Hi I hope someone can assist with this, I built a webpage in flash with this sample script on several buttons:

on (release){
getURL("Javascriptopup2();");
}

now with the HTML page that was generated I have this script in between the head tags:

function popup2() {
window.open('tour bus.jpg','','toolbar=no,location=no,directories=no,status=no,menubar=no,scrollbars=yes,resizable=yes,width=500,height=500,left=0,top=0');
}

Problem is that when I view the site in firefox it opens a window but gives me a message like this: 
The image “http://www.examplesite.com/david.jpg” cannot be displayed, because it contains errors.

Im not sure why this is happening can anyone assist with this problem
Thank you.


----------



## jamiemac2005 (Jul 5, 2007)

Hey, i'm not exactly sure that your problem is in cross-browser compatibility but it may be so sorry, i think it could be in your settings (for firefox and javascript's privelages)... But knowing what kind of errors occur will help us in understanding the problem... 

Okay, firstly i am going to recommend a few plugins to try and debug your problem(if you're not already using them)...
1) Firebug, this will show a big red message saying "* Errors" which you can then click on to show the errors
2) A Javascript shell (to ensure you can run the window.open(); method without using the flash).... 

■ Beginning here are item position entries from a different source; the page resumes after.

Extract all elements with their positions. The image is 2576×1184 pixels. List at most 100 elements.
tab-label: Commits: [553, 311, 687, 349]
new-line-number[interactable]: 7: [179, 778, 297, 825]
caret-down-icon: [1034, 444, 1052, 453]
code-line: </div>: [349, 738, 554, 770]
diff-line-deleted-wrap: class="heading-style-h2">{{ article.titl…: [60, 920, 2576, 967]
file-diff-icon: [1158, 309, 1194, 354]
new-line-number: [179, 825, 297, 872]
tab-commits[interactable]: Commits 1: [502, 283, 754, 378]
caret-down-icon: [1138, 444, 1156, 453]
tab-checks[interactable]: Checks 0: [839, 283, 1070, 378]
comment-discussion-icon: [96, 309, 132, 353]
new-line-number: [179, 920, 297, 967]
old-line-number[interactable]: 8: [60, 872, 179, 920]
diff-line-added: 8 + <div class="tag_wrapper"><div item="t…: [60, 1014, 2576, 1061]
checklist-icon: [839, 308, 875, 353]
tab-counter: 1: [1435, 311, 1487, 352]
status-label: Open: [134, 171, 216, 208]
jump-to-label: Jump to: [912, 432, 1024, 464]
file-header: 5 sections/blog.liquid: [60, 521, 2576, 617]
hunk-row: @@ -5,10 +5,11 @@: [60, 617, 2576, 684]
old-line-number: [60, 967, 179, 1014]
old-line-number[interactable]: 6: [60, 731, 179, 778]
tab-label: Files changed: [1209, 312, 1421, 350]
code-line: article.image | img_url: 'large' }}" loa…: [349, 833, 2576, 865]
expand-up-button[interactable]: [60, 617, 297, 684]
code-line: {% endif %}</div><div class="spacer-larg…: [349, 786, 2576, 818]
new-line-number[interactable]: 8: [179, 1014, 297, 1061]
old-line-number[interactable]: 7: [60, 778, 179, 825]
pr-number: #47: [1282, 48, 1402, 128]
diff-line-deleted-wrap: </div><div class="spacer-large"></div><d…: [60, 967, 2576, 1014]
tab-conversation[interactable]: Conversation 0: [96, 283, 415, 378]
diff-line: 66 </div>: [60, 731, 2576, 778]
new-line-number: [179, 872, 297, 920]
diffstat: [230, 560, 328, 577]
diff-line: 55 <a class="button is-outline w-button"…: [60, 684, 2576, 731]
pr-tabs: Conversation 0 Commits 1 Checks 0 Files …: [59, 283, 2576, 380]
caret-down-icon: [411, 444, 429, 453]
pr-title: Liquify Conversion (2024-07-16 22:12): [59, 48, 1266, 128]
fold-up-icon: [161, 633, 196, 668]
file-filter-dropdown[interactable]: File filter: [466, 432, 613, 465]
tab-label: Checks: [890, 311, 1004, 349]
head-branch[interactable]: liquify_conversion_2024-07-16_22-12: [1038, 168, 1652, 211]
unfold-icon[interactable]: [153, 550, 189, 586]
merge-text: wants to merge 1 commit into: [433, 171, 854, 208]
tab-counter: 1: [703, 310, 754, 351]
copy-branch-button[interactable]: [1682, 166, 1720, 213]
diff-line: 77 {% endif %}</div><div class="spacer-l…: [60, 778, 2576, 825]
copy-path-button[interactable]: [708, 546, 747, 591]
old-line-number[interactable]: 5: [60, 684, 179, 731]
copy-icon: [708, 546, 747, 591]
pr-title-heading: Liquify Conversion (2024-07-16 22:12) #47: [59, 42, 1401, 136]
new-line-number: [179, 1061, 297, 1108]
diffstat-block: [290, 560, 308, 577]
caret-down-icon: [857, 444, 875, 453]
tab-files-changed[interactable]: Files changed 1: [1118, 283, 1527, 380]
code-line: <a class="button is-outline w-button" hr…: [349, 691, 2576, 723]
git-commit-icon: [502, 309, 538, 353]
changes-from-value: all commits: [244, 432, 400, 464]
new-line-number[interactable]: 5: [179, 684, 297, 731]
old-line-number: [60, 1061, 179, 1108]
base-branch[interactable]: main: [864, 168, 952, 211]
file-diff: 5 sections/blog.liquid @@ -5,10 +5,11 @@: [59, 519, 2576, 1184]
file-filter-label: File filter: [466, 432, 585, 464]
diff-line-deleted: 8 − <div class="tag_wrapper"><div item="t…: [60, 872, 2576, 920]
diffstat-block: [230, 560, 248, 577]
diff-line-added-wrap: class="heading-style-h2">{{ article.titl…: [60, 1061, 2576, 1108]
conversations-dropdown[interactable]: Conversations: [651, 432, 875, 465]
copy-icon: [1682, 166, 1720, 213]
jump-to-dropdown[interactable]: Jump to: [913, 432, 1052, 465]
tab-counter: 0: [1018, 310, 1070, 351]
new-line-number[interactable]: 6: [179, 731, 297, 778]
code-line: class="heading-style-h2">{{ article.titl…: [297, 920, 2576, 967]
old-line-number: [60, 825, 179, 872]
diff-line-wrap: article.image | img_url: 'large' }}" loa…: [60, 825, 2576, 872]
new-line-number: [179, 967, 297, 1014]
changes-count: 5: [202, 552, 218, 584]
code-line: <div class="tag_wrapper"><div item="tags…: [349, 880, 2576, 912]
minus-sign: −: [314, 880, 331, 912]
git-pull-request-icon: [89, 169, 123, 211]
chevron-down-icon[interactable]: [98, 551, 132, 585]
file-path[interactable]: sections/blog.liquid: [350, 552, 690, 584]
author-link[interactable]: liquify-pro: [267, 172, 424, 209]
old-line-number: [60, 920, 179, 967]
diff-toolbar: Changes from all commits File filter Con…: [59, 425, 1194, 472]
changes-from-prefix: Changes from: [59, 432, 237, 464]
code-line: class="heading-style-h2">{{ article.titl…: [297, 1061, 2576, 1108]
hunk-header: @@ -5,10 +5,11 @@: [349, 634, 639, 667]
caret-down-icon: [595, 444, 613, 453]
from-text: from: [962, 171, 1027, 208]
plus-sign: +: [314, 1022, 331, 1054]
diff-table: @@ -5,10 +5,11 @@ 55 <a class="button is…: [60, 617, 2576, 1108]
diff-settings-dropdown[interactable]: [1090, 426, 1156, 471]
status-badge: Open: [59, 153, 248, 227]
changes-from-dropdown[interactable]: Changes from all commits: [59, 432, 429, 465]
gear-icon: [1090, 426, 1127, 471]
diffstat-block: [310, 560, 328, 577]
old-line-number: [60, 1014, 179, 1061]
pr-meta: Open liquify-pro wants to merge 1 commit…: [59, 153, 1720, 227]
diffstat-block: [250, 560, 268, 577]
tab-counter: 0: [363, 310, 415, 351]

Okay for the shell i reccomend using The Javascript Shell Bookmarklet found here:
https://www.squarefree.com/bookmarklets/webdevel.html

right click the link (the little bookmark button) and add it as a bookmark, now click the bookmark and try and execute the window.open part of your script and see what happens (post back with a description of the result).... if it does the same thing its probably firefox's settings...

What version of firefox are you using?

Also i have a small idea of what the problem Could be... Window.open is designed to open a html... page rather than an image, this works fine in IE but may not work in FF, try placing the image on a page and opening that.... it may fix your problem, it may not...

Usually when i'm having problems with cross browser compatibility i use this resource: 
http://www.reloco.com.ar/mozilla/compat.html

Again, check your javascript settings but i dont know what the problem is just yet...

Hope you get this sorted,
Jamey


----------